In contrast to some parts of the civil justice system, technology has not enabled trials to go ahead at anything close to normal levels.
The committee said it was “remarkable” that in 2020 “basic data” on how many criminal cases were in progress and how many trials were due was not available to the Lord Chief Justice.
The Ministry of Justice (MoJ) and HMCTS were invited to set out “with a timeline” how this information could be provided.
Although it welcomed the fact the government was “developing options” on jury trials, the committee complained that this was “going on behind closed doors” through informal discussions.
On the role of technology, the committee said it was concerned that there had been “no judicially or government commissioned review of the increased use of remote hearings in criminal cases in either the magistrates’ courts or the Crown Court during the pandemic” and called on the MoJ to launch one.
It was “particularly worrying that, when it comes to evaluating the impact of technology, we know the least about how those who are most in need of support”.
It called for HMCTS to set out a policy to ensure that court users, particularly those who were vulnerable, could follow and participate in virtual processes, which specified which checks were necessary and which court official should make them.
Turning to the civil courts, MPs called for the government’s court reform programme to be “reformulated” to encourage debate and engagement over which planned or newly introduced measures would be kept for the long-term.
“It is vital that long-term decisions are taken after consultation with all relevant stakeholders.”
The committee said it was important that Covid-19 was not “used as an excuse for bringing in permanent changes without prior consultation and suitable evaluation of their effects”.
In a further recommendation, it asked HMCTS to commission research to establish how the principle of open justice should apply to remote hearings, including research into “how the public—not just the media—can ‘attend’ hearings”.
There also needed to be a proper evaluation of the effects that the rapid move to remote hearings have had, including users’ perception of the fairness of the proceedings and any barriers they faced.

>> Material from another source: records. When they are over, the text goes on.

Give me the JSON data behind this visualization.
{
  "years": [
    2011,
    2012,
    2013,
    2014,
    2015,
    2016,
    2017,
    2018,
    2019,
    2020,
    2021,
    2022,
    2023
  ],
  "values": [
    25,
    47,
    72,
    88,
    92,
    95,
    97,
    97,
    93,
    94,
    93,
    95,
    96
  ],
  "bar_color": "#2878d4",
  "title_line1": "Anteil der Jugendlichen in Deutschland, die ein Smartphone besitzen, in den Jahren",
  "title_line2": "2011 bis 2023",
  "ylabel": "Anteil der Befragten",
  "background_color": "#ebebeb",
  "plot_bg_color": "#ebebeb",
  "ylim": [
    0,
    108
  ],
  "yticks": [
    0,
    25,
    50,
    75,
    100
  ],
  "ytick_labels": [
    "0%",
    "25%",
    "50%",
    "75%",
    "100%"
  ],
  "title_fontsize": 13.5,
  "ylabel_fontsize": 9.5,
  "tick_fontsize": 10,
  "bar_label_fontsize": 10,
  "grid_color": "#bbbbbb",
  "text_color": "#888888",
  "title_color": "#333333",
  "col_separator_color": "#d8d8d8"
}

The committee called on the MoJ and HMCTS to “set out a comprehensive plan” for how the backlog would be dealt with, including details of additional court premises, sitting hours, proposed timelines for reducing backlogs and estimates of when the number of outstanding cases would be reduced to pre-Covid levels.
Committee chair and Conservative MP Sir Bob Neill said: “More and more people are waiting for their day in court. We welcome the government’s attempts to reduce the backlog by thinking beyond simply increasing sitting days. We also urge it to ensure that access to justice remains at the heart of its proposals.
“We are impressed by the way new technology has been used by courts to speed things along in some cases, but more research is needed on how ordinary people – defendants and witnesses – experience this technology.”
Meanwhile a pre-Covid evaluation of HMCTS video hearings by the London School of Economics published yesterday recommended that complex cases “should not be ruled out” as unsuitable for video hearings.
Researchers said: “It is important to recognise that the formality of a physical court or tribunal may not be replicated on screen, but hearings can still meet a minimum standard of professionalism.”
The research took place for a year to March 2020. The video hearings platform studied was “not being used” by HMCTS as part of its emergency response to Covid-19 and was considered an “end-state solution”, which was still being developed.
The research was based on an in-depth study of 23 video hearings in the civil, family and tax courts and tribunals, six of which did not start due to technical problems.
Researchers concluded that users found the video hearings platform “convenient, robust and easy to use”, though they made clear that no data had been collected from vulnerable court users.
“While judges expressed concerns about the formality of the proceedings and the ability of the video platform to communicate authority, all users reported that the tone and level of formality was appropriate.”
The judges said they could see the benefit of moving some additional hearings to video, though some cases were better dealt with where parties were physically together.
“Judges held some reservations about video hearings, in terms of their ability to manage video hearings effectively, the ability of the hearing format to communicate formality and authority, dealing with late or missing documents, and the cost effectiveness of administrative support.
“They stressed that video hearings were a good option as long as the technology was dependable. Judges reported that access to video hearings should be increased but not as a substitute to physical hearings.”